Sans rien enlever à cette interprétation, qui est tout à fait évidente dans le texte lui-même, on ne peut cependant pas nier qu’à l’arrière-plan de la scène, il est possible d’entrevoir un troisième protagoniste qui, bien qu’implicite, confère à l’ensemble un niveau de signification supplémentaire auquel Marc et Matthieu, les deux seuls évangélistes qui relatent l’épisode, attribuent cependant une importance décisive. Ce troisième protagoniste n’est pas un personnage, mais une situation à la fois géographique et théologique. Il s’agit de la frontière.

Tout le récit insiste sur le fait que Jésus a rencontré la femme étrangère parce qu’il avait franchi la frontière qui séparait la terre d’Israël du territoire de Tyr et de Sidon, c’est-à-dire des régions païennes.

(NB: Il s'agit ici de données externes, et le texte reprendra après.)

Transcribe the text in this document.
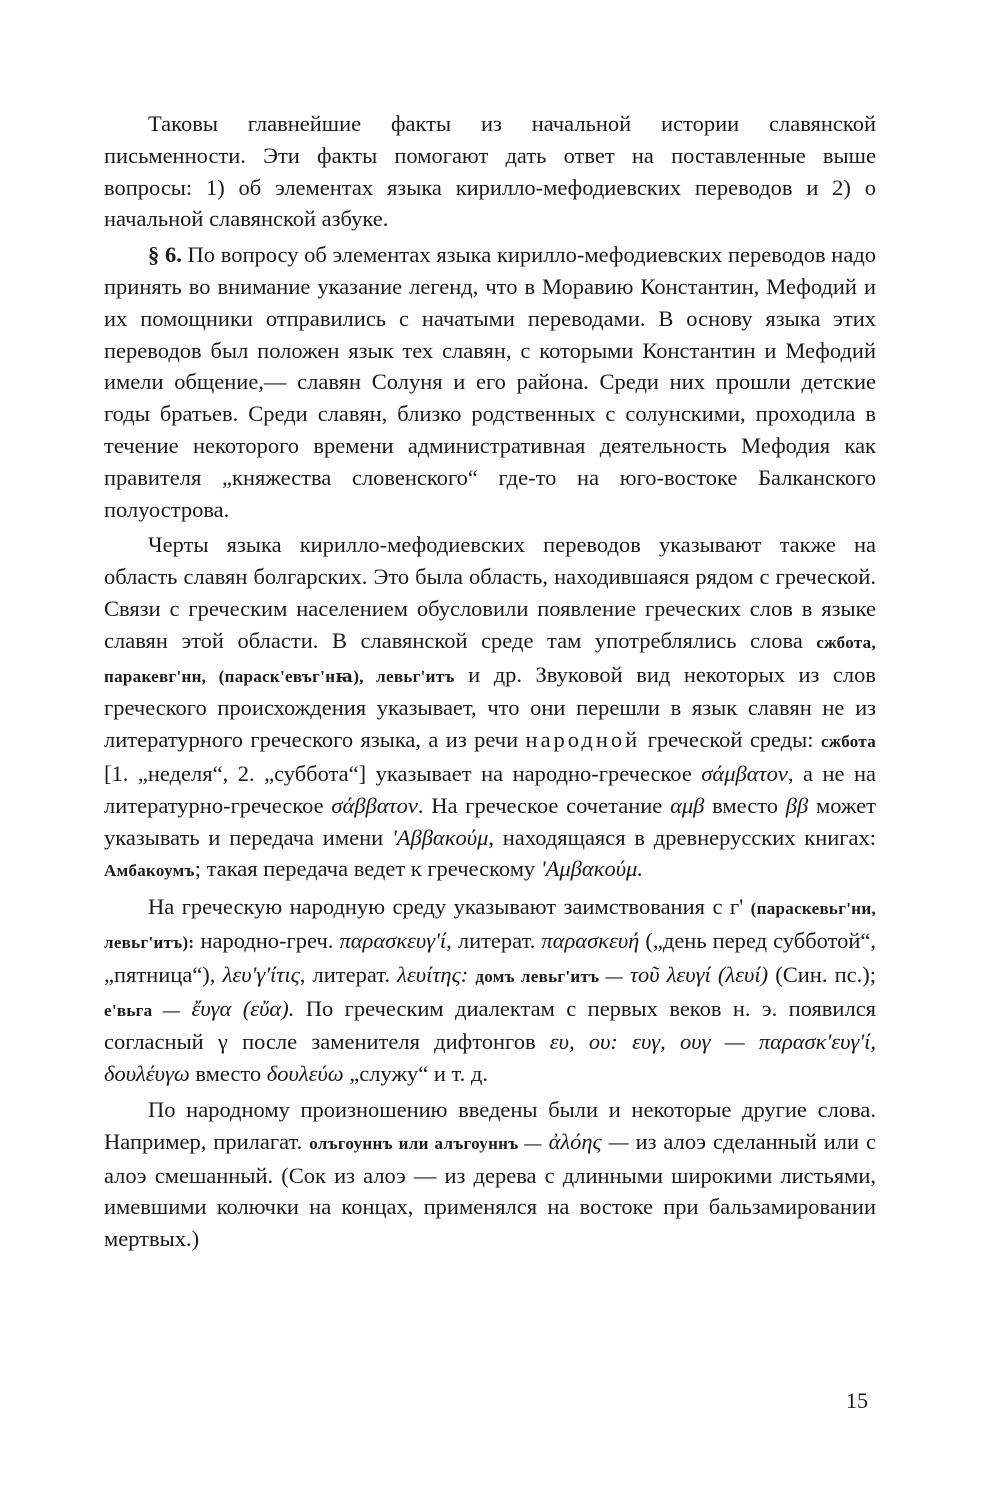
Таковы главнейшие факты из начальной истории славянской письменности. Эти факты помогают дать ответ на поставленные выше вопросы: 1) об элементах языка кирилло-мефодиевских переводов и 2) о начальной славянской азбуке.

§ 6. По вопросу об элементах языка кирилло-мефодиевских переводов надо принять во внимание указание легенд, что в Моравию Константин, Мефодий и их помощники отправились с начатыми переводами. В основу языка этих переводов был положен язык тех славян, с которыми Константин и Мефодий имели общение,— славян Солуня и его района. Среди них прошли детские годы братьев. Среди славян, близко родственных с солунскими, проходила в течение некоторого времени административная деятельность Мефодия как правителя „княжества словенского“ где-то на юго-востоке Балканского полуострова.

Черты языка кирилло-мефодиевских переводов указывают также на область славян болгарских. Это была область, находившаяся рядом с греческой. Связи с греческим населением обусловили появление греческих слов в языке славян этой области. В славянской среде там употреблялись слова сжбота, паракевг'нн, (параск'евъг'нꙗ), левьг'итъ и др. Звуковой вид некоторых из слов греческого происхождения указывает, что они перешли в язык славян не из литературного греческого языка, а из речи народной греческой среды: сжбота [1. „неделя“, 2. „суббота“] указывает на народно-греческое σάμβατον, а не на литературно-греческое σάββατον. На греческое сочетание αμβ вместо ββ может указывать и передача имени 'Αββακούμ, находящаяся в древнерусских книгах: Амбакоумъ; такая передача ведет к греческому 'Αμβακούμ.

На греческую народную среду указывают заимствования с г' (параскевьг'ни, левьг'итъ): народно-греч. παρασκευγ'ί, литерат. παρασκευή („день перед субботой“, „пятница“), λευ'γ'ίτις, литерат. λευίτης: домъ левьг'итъ — τοῦ λευγί (λευί) (Син. пс.); е'вьга — ἔυγα (εὔα). По греческим диалектам с первых веков н. э. появился согласный γ после заменителя дифтонгов ευ, ου: ευγ, ουγ — παρασκ'ευγ'ί, δουλέυγω вместо δουλεύω „служу“ и т. д.

По народному произношению введены были и некоторые другие слова. Например, прилагат. олъгоуннъ или алъгоуннъ — ἀλόης — из алоэ сделанный или с алоэ смешанный. (Сок из алоэ — из дерева с длинными широкими листьями, имевшими колючки на концах, применялся на востоке при бальзамировании мертвых.)

15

Selon le récit de Marc, l’importance de cet élément narratif reste implicite, mais Matthieu lui donne au contraire une connotation très forte. En effet, l’évangéliste met en évidence la valeur du dialogue entre Jésus et la femme au sujet du pain destiné aux enfants et non aux petits chiens sous la table, lorsqu’il ajoute au refus de Jésus d’accomplir le miracle une déclaration très importante d’un point de vue théologique : ce qui est en jeu, ce n’est pas seulement le pouvoir thaumaturgique du Messie, c’est le sens même de son messianisme. Le Messie a-t-il été envoyé à tous les hommes ou seulement « aux brebis perdues de la maison d’Israël » ? À qui s’adresse l’annonce de l’Évangile, seulement aux Juifs ou bien aussi aux païens ? Nous savons bien, à partir de l’expérience de l’apôtre Paul, que c’est là le grand problème des deux premières générations chrétiennes. Cet universalisme, que Paul poursuit de toutes ses forces, que Matthieu et Luc présentent comme une directive précise du Ressuscité aux disciples, Marc nous le laisse entrevoir précisément dans l’épisode de la femme étrangère. Apporter l’Évangile jusqu’aux extrémités de la terre n’était pas un choix arbitraire des disciples de Jésus après sa mort, ni le fruit de la foi en la résurrection et en l’exaltation pascale. En fait, Jésus lui-même avait déjà transgressé, franchi la frontière, tant géographique que théologique. Lui qui avait compris son messianisme uniquement en fonction de la reconstitution du peuple d’Israël, a en revanche accepté que non seulement les enfants aient faim de pain, mais aussi les petits chiens. Il a dû apprendre à être le Messie de tous. Et c’est justement sa rencontre avec cette femme étrangère qui le lui a appris. 

Marinella Perroni


La foi d’une femme païenne


Partant de là, il s’en alla dans le territoire de Tyr. Etant entré dans une maison, il ne voulait pas que personne le sût, mais il ne put rester ignoré. Car aussitôt une femme, dont la petite fille avait un esprit impur, entendit parler de lui et vint se jeter à ses pieds. Cette femme était grecque, syrophénicienne de naissance, et elle le priait d’expulser le démon hors de sa fille. Et il lui disait : « Laisse d’abord les enfants se rassasier, car il ne sied pas de prendre le pain des enfants et de le jeter aux petits chiens ». Mais elle de répliquer et de lui dire : « Oui, Seigneur ! et les petits chiens sous la table mangent les miettes des enfants ! ». Alors il lui dit : « A cause de cette parole, va, le démon est sorti de ta fille ».  

Elle retourna dans sa maison et trouva l’enfant étendue sur son lit et le démon parti.